I’m not a fan of either political party, but I tend to lean a bit more toward the Democrats’ line of bullshit these days. So first, I called Senator Bill Nelson’s office in Washington.
A too chipper guy answered the phone, and I rattled off my introductory paragraph.
He said, “Thanks for calling. I’ll pass that information along.”
I said, “Wait a minute. I didn’t give you any information.”
He said, “Oh, OK. Give me the information.”
I asked, “Will you pass it along?”
He said, “Mmm-hmmm. Yes. Definitely.”
I said, “No you won’t.” Then I hung up.
The man who answered in Mel’s Washington office listened to my spiel and said I’d better call the senator’s local office in Florida. He gave me the number and told me to say I was phoning about “case work.”
I did so. A very charming woman listened carefully to my gripe and asked whom the letter came from.
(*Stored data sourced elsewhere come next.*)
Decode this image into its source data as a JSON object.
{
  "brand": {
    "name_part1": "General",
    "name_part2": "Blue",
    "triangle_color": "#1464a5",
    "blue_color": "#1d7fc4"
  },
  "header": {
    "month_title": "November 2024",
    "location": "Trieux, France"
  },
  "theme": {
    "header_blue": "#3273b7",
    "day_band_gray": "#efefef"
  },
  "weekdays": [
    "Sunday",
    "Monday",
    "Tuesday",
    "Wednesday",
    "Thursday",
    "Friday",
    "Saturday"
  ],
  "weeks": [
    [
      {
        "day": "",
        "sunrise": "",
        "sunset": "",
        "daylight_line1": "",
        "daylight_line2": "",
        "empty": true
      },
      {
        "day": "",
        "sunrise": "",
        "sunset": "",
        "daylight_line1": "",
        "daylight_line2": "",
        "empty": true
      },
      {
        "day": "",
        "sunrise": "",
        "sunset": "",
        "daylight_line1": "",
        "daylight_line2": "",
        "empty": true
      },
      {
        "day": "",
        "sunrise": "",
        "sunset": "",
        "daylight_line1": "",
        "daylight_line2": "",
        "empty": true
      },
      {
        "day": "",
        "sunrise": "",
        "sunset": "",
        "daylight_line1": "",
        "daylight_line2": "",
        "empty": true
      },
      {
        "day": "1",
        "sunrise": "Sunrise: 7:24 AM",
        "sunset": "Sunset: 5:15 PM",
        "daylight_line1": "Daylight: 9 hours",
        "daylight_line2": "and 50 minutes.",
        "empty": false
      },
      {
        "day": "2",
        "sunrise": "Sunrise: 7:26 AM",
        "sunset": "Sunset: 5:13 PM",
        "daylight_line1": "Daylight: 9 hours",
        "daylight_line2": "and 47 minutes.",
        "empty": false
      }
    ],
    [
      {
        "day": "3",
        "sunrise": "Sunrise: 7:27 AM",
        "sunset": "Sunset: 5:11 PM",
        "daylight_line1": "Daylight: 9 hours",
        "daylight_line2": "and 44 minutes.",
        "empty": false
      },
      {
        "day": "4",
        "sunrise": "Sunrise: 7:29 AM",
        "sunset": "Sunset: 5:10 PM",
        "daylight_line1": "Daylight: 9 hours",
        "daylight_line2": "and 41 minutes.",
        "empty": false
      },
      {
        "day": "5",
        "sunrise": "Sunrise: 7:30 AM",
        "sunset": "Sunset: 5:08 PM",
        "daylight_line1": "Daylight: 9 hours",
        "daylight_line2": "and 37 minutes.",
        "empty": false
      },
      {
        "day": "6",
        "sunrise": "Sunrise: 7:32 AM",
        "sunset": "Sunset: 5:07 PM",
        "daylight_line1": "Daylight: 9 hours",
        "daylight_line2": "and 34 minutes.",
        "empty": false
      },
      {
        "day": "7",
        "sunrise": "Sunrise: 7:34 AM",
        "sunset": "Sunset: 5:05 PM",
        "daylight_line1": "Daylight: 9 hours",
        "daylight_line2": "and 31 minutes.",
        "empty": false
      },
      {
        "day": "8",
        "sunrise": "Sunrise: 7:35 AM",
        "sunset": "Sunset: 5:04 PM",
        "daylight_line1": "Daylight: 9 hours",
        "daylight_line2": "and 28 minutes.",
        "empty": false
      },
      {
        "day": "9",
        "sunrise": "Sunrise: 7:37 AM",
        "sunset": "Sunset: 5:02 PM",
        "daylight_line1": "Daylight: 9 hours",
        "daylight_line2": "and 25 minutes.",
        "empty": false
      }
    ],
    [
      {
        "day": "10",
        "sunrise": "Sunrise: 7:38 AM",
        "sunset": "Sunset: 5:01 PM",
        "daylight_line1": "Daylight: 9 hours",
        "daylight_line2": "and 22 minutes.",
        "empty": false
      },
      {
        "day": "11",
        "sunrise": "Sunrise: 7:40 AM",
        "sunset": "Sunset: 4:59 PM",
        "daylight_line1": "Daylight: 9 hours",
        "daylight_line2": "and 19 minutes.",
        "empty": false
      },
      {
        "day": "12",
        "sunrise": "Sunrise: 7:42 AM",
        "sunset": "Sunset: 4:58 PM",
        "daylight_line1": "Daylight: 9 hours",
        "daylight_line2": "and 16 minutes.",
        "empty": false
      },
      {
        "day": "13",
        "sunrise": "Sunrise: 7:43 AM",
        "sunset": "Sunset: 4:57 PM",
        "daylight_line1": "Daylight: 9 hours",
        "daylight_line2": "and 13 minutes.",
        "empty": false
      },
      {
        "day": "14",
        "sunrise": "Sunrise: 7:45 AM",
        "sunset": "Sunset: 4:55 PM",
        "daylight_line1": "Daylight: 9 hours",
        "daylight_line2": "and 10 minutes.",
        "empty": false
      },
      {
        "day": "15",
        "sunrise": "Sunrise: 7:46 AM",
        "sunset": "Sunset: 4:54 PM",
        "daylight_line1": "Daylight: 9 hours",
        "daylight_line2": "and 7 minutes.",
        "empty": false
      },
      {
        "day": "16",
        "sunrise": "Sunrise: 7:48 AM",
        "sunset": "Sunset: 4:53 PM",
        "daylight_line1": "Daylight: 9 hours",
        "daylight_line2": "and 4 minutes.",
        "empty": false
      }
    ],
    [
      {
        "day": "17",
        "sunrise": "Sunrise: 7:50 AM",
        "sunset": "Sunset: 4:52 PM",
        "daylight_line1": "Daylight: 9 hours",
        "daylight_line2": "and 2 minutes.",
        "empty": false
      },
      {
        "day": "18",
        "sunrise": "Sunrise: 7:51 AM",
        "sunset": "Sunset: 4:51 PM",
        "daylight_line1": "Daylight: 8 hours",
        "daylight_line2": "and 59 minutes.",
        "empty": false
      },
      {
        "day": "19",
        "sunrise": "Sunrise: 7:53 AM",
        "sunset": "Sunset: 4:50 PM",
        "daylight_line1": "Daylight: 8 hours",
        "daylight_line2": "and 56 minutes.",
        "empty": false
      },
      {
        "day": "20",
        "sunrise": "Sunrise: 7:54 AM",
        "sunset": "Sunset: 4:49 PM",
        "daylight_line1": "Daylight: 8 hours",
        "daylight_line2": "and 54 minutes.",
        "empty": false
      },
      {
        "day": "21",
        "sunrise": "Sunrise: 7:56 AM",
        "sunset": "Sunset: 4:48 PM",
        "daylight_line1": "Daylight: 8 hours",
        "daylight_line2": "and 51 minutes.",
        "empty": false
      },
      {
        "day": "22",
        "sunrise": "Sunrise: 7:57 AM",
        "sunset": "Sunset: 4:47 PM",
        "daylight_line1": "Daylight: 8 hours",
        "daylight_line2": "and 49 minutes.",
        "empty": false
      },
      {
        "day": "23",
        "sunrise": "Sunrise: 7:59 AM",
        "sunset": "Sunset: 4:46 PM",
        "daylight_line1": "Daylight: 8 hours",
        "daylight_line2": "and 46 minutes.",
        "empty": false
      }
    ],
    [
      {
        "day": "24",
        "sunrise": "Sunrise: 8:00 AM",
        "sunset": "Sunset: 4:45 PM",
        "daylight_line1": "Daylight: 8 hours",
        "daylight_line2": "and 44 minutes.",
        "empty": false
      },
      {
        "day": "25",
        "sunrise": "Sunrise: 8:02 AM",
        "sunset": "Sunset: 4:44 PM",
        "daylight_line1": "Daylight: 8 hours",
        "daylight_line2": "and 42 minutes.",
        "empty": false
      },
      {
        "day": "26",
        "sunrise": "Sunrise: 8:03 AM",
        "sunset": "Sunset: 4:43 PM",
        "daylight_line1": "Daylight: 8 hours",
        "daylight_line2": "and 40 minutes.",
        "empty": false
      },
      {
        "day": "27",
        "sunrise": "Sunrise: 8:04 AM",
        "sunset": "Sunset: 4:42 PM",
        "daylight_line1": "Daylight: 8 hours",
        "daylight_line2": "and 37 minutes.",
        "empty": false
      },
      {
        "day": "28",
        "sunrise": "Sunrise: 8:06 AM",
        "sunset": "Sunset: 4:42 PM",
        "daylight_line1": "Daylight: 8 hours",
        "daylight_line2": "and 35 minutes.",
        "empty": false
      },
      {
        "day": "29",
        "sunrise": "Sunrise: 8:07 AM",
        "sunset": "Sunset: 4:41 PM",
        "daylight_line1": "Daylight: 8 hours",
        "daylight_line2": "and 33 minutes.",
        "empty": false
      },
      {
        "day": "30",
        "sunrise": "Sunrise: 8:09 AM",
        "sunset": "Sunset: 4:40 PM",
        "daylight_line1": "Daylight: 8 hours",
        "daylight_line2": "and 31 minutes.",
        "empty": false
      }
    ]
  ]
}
I told her and she said, “Well, obviously the IRS has given them tax-exempt status because they’re a church.”
I went into detail about the contents of the envelope. She chuckled a few times.
“Doesn’t that sound like a con to you?” I asked.
She laughed again. “I can’t really say,” she replied. “Lots of people have faith in different things. I go to church every Sunday and tithe, so I can understand when someone sends money to a church. But let me look this one up for you to see if there are any other complaints.”
I didn’t know where she was searching, but my astute Sherlock Holmes mind interpreted the tapping and I assumed it was somewhere on the Internet. I waited patiently for a few seconds. “Well,” she said, “you’re not the first person to make a charge against them.”
Then I heard the tapping again. She said, “I went to their Web site. It looks like they actually do have a church building. So it’s not just a post office box.”
“But, tell the truth. It looks kind of fishy, doesn’t it?”
She repeated: “Lots of people have faith in different things. I’ve heard of churches that sell water that’s supposed to be from the Sea of Galilee.”
“Yeah, other crooks. I mean, have you ever heard of a Christian prayer rug? Does that sound kosher to you?”
She tittered ever so slightly. “Well, I can’t say. But you might want to report this to the IRS and have them look into it.”
More tapping. “OK,” she said, “I’m at the IRS Web site and it looks like there’s a form you can fill out to complain about tax fraud.”
“Yes,” I said, “but isn’t that only if you’re trying to report a person or company who’s cheating on taxes? Like Al Capone.”
She giggled. I mentally gave her some points for recognizing my reference. “All right, I’ve got it. Here’s instructions about how to write a personal letter to them. That’s probably what you should do.”
She also gave me a phone number to call. I thanked her and told her that I was impressed with how non-commital she could be. She laughed yet again and wished me good luck.
By now I felt like just some old crank, but I decided to finish what I’d started. After dialing the number and pushing the right buttons to get to the department I wanted, I was placed on hold. The music I heard was from “The Nutcracker Suite.” I checked my calendar to make sure it’s the middle of May. We old cranks sometimes forget stuff.
An agent finally answered and identified himself by name and official number. I went through my intro.
He told me I could either write a letter and mail it, fax a note with the appropriate details, or send an email. I said an email would be great, and he gave me the address. Then I asked him if it would be worth my time and effort. He said, “Yes. Give us as much information about the organization as you can. We like to investigate these things.”
So now, having spent a few hours mostly on hold, I’ll follow through. Tomorrow. By that time, I'll have recranked my crank.
More — if I actually get a response — in the future. In the meantime, watch for my barefoot photo in your local newspaper.